Si hubiese sido un verdadero funeral macedonio, a continuación de los sacrificios se habría erigido una pira al anochecer, e incinerado el cuerpo de Alejandro mientras las mujeres de su familia hubiesen llorado frente a su cadáver.

Al oír el relinchar de los caballos degollados y al ver su sangre regar la fértil ribera del Éufrates, Ptolomeo se dijo que aquel era un funeral extraño. No habría pira funeraria, ni esposas, ni hijos. Las lágrimas de un hijo tenían para Ptolomeo más valía que las de todo un imperio.

¿Pero cuántos hijos había dejado Alejandro?
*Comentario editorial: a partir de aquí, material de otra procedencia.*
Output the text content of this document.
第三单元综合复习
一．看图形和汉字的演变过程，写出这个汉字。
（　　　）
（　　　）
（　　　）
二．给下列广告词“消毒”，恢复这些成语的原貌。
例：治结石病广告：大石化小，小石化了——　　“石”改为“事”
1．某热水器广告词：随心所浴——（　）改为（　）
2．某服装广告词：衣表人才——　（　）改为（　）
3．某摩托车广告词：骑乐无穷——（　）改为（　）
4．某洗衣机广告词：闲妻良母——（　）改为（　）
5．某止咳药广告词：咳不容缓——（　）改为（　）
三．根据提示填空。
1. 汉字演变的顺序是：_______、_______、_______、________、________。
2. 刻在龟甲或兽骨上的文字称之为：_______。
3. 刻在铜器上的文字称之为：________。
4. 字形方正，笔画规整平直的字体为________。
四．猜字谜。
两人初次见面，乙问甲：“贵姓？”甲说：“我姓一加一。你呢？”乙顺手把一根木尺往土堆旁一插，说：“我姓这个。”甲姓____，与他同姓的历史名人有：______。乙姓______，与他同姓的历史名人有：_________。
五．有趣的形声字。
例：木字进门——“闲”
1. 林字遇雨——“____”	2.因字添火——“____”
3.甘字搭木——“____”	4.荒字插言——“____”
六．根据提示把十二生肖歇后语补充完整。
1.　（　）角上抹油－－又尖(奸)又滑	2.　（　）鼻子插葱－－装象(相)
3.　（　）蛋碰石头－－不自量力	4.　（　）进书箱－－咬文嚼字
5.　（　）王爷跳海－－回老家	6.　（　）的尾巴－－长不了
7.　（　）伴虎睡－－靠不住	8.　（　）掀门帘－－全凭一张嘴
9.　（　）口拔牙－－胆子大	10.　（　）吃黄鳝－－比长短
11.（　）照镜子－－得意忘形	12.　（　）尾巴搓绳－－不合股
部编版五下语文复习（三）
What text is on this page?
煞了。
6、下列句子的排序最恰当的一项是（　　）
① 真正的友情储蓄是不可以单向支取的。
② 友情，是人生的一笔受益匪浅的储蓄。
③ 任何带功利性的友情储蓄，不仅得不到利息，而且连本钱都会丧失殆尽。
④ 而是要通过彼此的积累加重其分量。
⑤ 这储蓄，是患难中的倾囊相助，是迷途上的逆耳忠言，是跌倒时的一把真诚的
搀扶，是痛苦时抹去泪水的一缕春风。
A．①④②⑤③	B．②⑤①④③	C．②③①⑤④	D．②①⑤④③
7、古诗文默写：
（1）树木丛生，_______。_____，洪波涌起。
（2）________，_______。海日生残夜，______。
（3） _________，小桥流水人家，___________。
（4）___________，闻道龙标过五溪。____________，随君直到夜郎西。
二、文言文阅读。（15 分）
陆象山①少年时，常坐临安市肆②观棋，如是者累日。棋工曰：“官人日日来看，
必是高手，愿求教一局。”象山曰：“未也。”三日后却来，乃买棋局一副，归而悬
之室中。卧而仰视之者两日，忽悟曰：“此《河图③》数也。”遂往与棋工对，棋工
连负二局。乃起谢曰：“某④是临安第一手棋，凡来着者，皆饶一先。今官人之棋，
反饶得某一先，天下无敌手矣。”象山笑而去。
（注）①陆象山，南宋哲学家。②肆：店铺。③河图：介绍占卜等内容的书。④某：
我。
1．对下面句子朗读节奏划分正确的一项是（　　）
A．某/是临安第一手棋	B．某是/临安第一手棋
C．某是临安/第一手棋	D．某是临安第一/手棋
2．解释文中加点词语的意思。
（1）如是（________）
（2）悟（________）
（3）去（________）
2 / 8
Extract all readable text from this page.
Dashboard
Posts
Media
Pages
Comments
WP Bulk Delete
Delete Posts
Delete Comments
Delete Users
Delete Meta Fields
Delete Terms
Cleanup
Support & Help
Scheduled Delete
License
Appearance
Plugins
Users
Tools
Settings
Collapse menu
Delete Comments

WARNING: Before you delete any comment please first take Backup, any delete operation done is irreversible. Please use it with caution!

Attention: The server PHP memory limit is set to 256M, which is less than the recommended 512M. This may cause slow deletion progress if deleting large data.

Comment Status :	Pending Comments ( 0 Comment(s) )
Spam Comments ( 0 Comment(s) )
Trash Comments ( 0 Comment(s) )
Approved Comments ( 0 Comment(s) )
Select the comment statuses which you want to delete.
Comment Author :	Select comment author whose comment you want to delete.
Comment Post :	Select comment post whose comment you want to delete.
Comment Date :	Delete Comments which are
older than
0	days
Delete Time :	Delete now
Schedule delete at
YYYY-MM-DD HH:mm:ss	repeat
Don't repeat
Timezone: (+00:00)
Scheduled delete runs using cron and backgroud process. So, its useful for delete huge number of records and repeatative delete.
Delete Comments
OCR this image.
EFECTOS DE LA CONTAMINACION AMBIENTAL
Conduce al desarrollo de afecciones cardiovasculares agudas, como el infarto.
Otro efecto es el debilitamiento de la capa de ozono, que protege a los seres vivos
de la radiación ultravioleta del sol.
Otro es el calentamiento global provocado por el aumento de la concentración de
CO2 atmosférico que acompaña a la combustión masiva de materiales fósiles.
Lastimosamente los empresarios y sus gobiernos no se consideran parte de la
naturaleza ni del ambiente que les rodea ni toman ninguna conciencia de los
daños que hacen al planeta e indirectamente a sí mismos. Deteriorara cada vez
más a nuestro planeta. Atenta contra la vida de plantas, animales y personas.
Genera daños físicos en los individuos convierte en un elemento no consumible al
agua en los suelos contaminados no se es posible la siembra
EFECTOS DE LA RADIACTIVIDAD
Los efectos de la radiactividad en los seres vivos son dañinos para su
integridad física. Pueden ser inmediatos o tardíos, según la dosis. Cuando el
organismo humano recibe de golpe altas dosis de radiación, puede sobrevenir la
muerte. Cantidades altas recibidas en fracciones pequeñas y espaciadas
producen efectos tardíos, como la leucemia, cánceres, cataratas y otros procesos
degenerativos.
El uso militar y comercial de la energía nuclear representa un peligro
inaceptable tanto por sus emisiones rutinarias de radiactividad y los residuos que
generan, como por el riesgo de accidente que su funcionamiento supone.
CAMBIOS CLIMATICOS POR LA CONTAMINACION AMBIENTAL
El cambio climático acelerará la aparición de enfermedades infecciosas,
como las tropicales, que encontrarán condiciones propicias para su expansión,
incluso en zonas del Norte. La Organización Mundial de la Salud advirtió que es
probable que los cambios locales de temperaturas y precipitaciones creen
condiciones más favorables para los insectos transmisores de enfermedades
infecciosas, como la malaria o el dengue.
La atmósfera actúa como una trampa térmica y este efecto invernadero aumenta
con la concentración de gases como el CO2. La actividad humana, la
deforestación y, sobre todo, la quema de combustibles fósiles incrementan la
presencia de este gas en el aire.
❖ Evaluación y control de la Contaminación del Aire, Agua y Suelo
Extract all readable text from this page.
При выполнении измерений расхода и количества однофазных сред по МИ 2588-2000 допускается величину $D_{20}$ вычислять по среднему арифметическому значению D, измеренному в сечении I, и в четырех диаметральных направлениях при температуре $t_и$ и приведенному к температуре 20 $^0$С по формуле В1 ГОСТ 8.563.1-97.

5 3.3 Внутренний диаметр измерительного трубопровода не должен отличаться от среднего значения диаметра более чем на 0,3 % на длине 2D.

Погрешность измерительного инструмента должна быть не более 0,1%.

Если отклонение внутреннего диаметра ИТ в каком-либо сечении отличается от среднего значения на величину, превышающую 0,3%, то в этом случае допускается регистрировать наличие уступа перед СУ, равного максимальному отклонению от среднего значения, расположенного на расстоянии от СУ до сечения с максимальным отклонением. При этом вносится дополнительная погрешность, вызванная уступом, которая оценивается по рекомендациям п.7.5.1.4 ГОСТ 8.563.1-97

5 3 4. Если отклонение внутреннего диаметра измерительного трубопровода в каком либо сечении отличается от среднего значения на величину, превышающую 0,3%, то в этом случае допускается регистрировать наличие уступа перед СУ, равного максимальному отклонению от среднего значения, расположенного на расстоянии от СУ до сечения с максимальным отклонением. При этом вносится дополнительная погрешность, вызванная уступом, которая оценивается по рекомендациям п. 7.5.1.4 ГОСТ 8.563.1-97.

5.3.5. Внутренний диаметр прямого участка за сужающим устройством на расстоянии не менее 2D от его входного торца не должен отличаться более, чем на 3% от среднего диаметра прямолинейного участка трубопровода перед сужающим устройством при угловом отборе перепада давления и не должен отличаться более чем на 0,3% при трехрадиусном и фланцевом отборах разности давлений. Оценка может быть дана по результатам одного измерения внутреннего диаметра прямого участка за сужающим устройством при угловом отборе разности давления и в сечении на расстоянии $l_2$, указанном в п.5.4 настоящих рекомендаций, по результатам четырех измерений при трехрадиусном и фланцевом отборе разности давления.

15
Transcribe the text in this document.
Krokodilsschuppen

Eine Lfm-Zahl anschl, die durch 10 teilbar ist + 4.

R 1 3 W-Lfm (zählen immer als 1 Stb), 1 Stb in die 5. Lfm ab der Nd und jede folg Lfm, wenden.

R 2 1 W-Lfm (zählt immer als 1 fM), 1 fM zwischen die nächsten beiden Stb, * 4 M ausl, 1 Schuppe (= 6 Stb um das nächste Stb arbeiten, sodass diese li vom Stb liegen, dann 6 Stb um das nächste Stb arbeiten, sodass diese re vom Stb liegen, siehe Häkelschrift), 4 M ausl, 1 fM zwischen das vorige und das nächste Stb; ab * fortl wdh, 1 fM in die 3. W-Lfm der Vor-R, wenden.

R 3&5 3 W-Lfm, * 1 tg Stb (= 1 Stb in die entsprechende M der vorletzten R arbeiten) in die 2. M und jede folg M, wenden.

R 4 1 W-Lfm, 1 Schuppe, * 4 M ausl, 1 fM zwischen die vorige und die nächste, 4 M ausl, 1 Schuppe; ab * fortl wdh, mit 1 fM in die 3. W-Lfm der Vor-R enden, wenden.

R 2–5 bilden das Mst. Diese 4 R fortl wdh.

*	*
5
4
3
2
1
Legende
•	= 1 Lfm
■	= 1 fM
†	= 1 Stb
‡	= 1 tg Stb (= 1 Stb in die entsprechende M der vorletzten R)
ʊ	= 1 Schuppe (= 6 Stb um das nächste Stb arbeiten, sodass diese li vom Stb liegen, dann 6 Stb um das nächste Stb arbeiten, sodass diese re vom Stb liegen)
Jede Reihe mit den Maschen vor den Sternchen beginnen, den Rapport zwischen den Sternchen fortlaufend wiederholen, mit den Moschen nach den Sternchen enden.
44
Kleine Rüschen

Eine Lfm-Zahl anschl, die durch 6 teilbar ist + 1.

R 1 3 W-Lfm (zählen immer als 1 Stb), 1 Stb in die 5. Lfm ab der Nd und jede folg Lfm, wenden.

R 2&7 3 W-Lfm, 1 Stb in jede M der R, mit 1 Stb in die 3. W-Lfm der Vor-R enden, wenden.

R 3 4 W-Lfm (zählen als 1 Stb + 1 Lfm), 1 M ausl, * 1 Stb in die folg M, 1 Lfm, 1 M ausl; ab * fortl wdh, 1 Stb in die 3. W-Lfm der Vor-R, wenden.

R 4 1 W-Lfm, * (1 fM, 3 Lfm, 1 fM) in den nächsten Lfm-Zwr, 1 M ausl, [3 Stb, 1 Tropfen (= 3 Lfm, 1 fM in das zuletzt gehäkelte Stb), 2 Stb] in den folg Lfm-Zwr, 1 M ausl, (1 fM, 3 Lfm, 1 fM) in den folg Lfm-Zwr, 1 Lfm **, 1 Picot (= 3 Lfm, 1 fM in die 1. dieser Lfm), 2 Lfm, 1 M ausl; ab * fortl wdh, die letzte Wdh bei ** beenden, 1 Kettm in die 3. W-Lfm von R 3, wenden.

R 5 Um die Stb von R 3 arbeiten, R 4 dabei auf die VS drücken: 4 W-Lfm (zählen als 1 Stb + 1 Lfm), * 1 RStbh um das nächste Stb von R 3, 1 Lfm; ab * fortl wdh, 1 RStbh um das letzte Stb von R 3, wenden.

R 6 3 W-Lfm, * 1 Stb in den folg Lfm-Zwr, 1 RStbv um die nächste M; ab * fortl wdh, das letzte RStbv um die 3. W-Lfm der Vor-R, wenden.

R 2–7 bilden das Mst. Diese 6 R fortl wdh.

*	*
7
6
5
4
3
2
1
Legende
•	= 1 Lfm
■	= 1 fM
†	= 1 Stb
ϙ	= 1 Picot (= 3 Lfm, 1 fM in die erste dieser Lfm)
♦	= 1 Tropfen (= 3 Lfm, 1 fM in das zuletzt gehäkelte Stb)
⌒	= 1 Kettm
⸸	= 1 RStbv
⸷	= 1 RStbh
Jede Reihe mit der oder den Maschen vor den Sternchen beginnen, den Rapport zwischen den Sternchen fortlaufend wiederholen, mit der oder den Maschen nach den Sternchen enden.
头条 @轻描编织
Un nonato de una mujer bárbara de las montañas de Bactria. ¿Y qué iba a dejar él?, se preguntó Ptolomeo. Dos varones de una prostituta de lujo. Se juró poner remedio al asunto, lo primero deshacerse de Artakama, luego engendrar hijos de una esposa de raza griega.

Recordó las palabras del nigromante: si desobedecía a Alejandro él también moriría sin descendencia. Por alguna extraña razón el espíritu del malogrado rey macedonio había averiguado el profundo anhelo de Ptolomeo: una numerosa prole. Nunca se lo había confesado a nadie, ni siquiera a Thais. Tal vez aquella voz que le hablaba pudiese ser la del rey, tal vez estaba trastornado por tantos días sin dormir.